A total solar eclipse, which saw the moon block out the sun for 58 seconds, attracted both professional and amateur cosmologists to a remote area of Western Australia on Thursday.
Observers parked their caravans, set up telescopes, and put on safety goggles at Exmouth, Australia’s northwest, to watch the moon appear to creep over the sun’s surface before totality.
According to John Lattanzio of the Astronomical Society of Australia, “many people become addicted to that minute or so of eerie otherworldliness.”
They tour the globe as “eclipse chasers,” seeking out new viewing opportunities.
According to witnesses, the totality took place around 11:29:48 local time, bringing with it darkness and a ghostly calm.
After less than a minute, the arid outback was once more illuminated.

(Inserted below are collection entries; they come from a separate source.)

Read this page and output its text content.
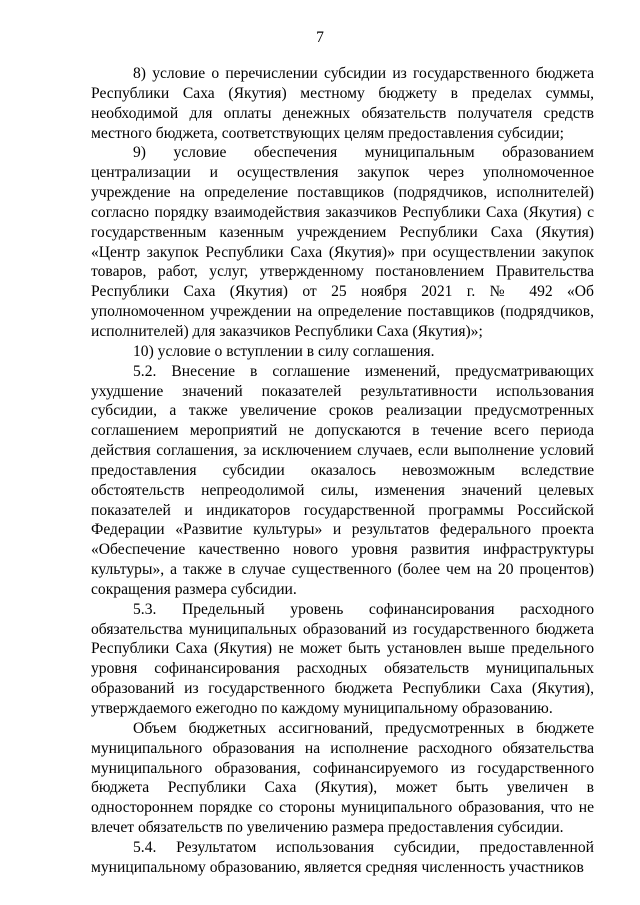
7

8) условие о перечислении субсидии из государственного бюджета Республики Саха (Якутия) местному бюджету в пределах суммы, необходимой для оплаты денежных обязательств получателя средств местного бюджета, соответствующих целям предоставления субсидии;

9) условие обеспечения муниципальным образованием централизации и осуществления закупок через уполномоченное учреждение на определение поставщиков (подрядчиков, исполнителей) согласно порядку взаимодействия заказчиков Республики Саха (Якутия) с государственным казенным учреждением Республики Саха (Якутия) «Центр закупок Республики Саха (Якутия)» при осуществлении закупок товаров, работ, услуг, утвержденному постановлением Правительства Республики Саха (Якутия) от 25 ноября 2021 г. № 492 «Об уполномоченном учреждении на определение поставщиков (подрядчиков, исполнителей) для заказчиков Республики Саха (Якутия)»;

10) условие о вступлении в силу соглашения.

5.2. Внесение в соглашение изменений, предусматривающих ухудшение значений показателей результативности использования субсидии, а также увеличение сроков реализации предусмотренных соглашением мероприятий не допускаются в течение всего периода действия соглашения, за исключением случаев, если выполнение условий предоставления субсидии оказалось невозможным вследствие обстоятельств непреодолимой силы, изменения значений целевых показателей и индикаторов государственной программы Российской Федерации «Развитие культуры» и результатов федерального проекта «Обеспечение качественно нового уровня развития инфраструктуры культуры», а также в случае существенного (более чем на 20 процентов) сокращения размера субсидии.

5.3. Предельный уровень софинансирования расходного обязательства муниципальных образований из государственного бюджета Республики Саха (Якутия) не может быть установлен выше предельного уровня софинансирования расходных обязательств муниципальных образований из государственного бюджета Республики Саха (Якутия), утверждаемого ежегодно по каждому муниципальному образованию.

Объем бюджетных ассигнований, предусмотренных в бюджете муниципального образования на исполнение расходного обязательства муниципального образования, софинансируемого из государственного бюджета Республики Саха (Якутия), может быть увеличен в одностороннем порядке со стороны муниципального образования, что не влечет обязательств по увеличению размера предоставления субсидии.

5.4. Результатом использования субсидии, предоставленной муниципальному образованию, является средняя численность участников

The eclipse provided scientists with a chance to see the sun’s corona, which is typically hidden by its dazzling rays, as well as being entertaining and maybe moving for viewers.
In order to support his theory that light can bend, Albert Einstein once experienced a comparable eclipse.
This time, East Timor and West Papua inhabitants will also be able to see the totality.
Less than 20% of the sun’s light was obscured by the moon in Sydney, which was on another continent. But there is some comfort for the citizens of the city.
Its five million inhabitants will see their own complete solar eclipse on July 22, 2028; it will be one of five that will pass across Australia in the ensuing 15 years.